For over a month the trunk of my car has been crammed full of mixed plastics. I have scoured the city’s recycling depots for one that accepts mixed plastics, to no avail. It’s a touch ironic: my attempts to reduce my environmental impact include driving all over the city, polluting.
In Victoria, I enjoyed curbside pickup every second Wednesday. I was pleased when I was able to recycle most of my post-consumer waste. For items not recycled by the city, I could walk a few blocks one Saturday each month and drop off milk containers, Styrofoam, chip bags, and other items at the Fernwood Community Centre for recycling.
Not in Calgary. There is no curbside pickup here, though we’re told it’s coming. A pilot project conducted four years ago found that recycling of post-consumer waste nearly doubled when curbside pickup was available. In October 2005, City Council voted to extend the service to the entire city by 2009. That may be progress, but I have a trunk full of salad, yogurt, and salad dressing containers that says it isn’t enough.
The Calgary pickup plan won’t include mixed plastics. Nor will its 50 drop-off depots accept them. According to the city’s website, “We can collect milk containers and plastic bags because there are economical and environmentally sustainable markets for these products . . . . However, there are few markets for other used plastics like yogurt containers, margarine containers and shampoos. Manufacturers use a variety of plastics to package their products. It is difficult for markets to sort them, turn them into a consistently high quality raw material and then produce a new product from them . . . . The plastics recycling industry in Alberta is in its infancy. Until it grows we won’t be collecting mixed plastics for recycling.”

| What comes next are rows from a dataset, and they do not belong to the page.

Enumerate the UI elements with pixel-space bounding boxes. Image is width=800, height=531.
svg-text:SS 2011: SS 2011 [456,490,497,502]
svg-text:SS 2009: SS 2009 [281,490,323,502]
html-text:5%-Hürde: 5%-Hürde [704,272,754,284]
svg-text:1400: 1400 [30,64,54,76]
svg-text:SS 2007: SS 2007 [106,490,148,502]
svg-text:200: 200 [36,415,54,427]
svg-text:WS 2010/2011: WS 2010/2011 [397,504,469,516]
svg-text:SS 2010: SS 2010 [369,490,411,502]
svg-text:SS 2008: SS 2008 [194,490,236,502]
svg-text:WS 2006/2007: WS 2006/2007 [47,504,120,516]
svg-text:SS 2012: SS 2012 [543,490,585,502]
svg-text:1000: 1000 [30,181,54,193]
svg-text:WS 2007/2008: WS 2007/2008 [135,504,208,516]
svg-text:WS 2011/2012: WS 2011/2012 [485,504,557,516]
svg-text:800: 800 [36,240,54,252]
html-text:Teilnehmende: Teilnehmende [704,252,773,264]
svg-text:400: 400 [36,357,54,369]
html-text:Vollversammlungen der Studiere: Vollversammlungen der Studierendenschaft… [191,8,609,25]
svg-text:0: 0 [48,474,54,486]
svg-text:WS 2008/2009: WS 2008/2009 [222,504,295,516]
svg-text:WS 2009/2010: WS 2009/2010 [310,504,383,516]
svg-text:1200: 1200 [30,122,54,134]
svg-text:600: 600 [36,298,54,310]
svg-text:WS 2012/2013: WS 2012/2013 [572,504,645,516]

So, what’s a green-minded citizen to do? In my case, I filled up the trunk of my sister’s car with plastic crapola, which she took back to her small community of Coalhurst, 207 km. south of Calgary, for recycling. I fail to understand, however, why a town of approximately 1,600 people can justify recycling all plastics, but the City of Calgary cannot. It took my husband and I less than one month to fill up the trunk of my Pontiac Grand Am with this stuff. Imagine that being the norm for people in Calgary, a city with a population of 1,019,942 — that’s roughly 509,971 trunk loads each month.
Last week at the recycling depot, I asked a city employee, who was emptying a bin full of cardboard, what I was supposed to do with my plastics. His reply? “Throw them away.”
It’s not an answer. In fact, the entire province of Alberta is in desperate need of an environmental pickup. I’ve seen commercials on TV encouraging Albertans to conserve water, which on the surface seems like a good idea. But why are citizens asked to conserve water when the real villain is the oil industry? Tar sands operations consume vast quantities of water and produce even greater quantities of wastewater. Two of Alberta’s toxic water dumps are actually visible from space with the naked eye. That’s right, the Great Wall of China is not the only manmade structure visible from space.
Maybe our toxic water dumps should be named the Eighth Wonder of the World. Or maybe Alberta should clean up its act. It may be the only province in Canada out of debt, but unless it makes some drastic changes soon, it’s well on its way to creating an irreparable environmental debt.